Your child will amaze you by showing the world who she is by slowly, deliberately transforming herself. Hair long enough for pigtails. Sparkly sneakers. Shopping is limited strictly (and happily) to the girls’ section. Declaring with the full small weight of herself that she’s a girl.

When you are still stumbling over new pronouns and words like “daughter” or “sister,” she will bring you along by flinging these words proudly, like glitter. Seeing this child be her full self will cause your heart to ache with the beauty of it.

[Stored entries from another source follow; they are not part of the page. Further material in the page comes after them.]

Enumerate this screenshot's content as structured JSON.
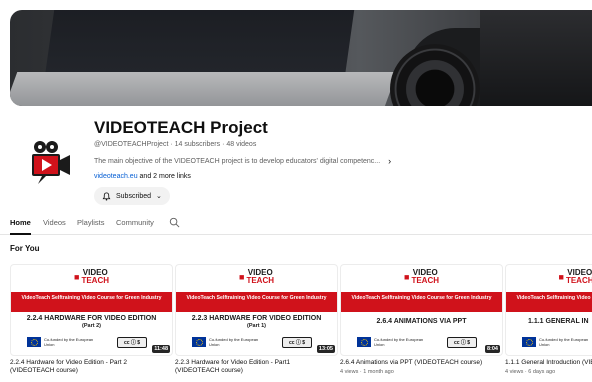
{
  "channel": {
    "name": "VIDEOTEACH Project",
    "handle_stats": "@VIDEOTEACHProject · 14 subscribers · 48 videos",
    "description": "The main objective of the VIDEOTEACH project is to develop educators' digital competenc...",
    "link": "videoteach.eu",
    "more_links": " and 2 more links",
    "subscribe_label": "Subscribed"
  },
  "tabs": [
    {
      "label": "Home"
    },
    {
      "label": "Videos"
    },
    {
      "label": "Playlists"
    },
    {
      "label": "Community"
    }
  ],
  "section_title": "For You",
  "thumbnail_common": {
    "logo_top": "VIDEO",
    "logo_bottom": "TEACH",
    "band": "VideoTeach Selftraining Video Course for Green Industry",
    "eu_text": "Co-funded by the European Union",
    "cc": "cc ⓘ $"
  },
  "videos": [
    {
      "heading": "2.2.4 HARDWARE FOR VIDEO EDITION",
      "sub": "(Part 2)",
      "duration": "11:48",
      "title": "2.2.4 Hardware for Video Edition - Part 2 (VIDEOTEACH course)",
      "meta": ""
    },
    {
      "heading": "2.2.3 HARDWARE FOR VIDEO EDITION",
      "sub": "(Part 1)",
      "duration": "13:05",
      "title": "2.2.3 Hardware for Video Edition - Part1 (VIDEOTEACH course)",
      "meta": ""
    },
    {
      "heading": "2.6.4 ANIMATIONS VIA PPT",
      "sub": "",
      "duration": "8:04",
      "title": "2.6.4 Animations via PPT (VIDEOTEACH course)",
      "meta": "4 views · 1 month ago"
    },
    {
      "heading": "1.1.1 GENERAL IN",
      "sub": "",
      "duration": "",
      "title": "1.1.1 General Introduction (VIE",
      "meta": "4 views · 6 days ago"
    }
  ],
  "colors": {
    "accent": "#d0121b",
    "link": "#065fd4",
    "eu_blue": "#003399"
  }
}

But when your child cries, at times, that she doesn’t want to grow a beard someday, you will cry a little too. You’ll say it’s ok, there is medicine for that. When she asks, “Can I be a girl in high school, too? What about when I’m grown up?” you’ll say of course. The doctors can help her. She will trust you so fully, knowing that you keep her safe.

But, as always, you will still need to keep watching for new dangers. This time, in the form of bills. House bills. Senate bills. At first they will be elsewhere.

Then these bills will encroach, suddenly, on your state. You’ll feel under attack. You’ll BE under attack. The reality of what’s at stake will be so horrifying that you’ll find ways to speak out. You’ll find ways to be stronger, with the support of family and friends who have stepped up as allies, and learning on those who are leading the fight. Fight with your community, for your community, for your child. And as always, Listen and support. Love and be open.”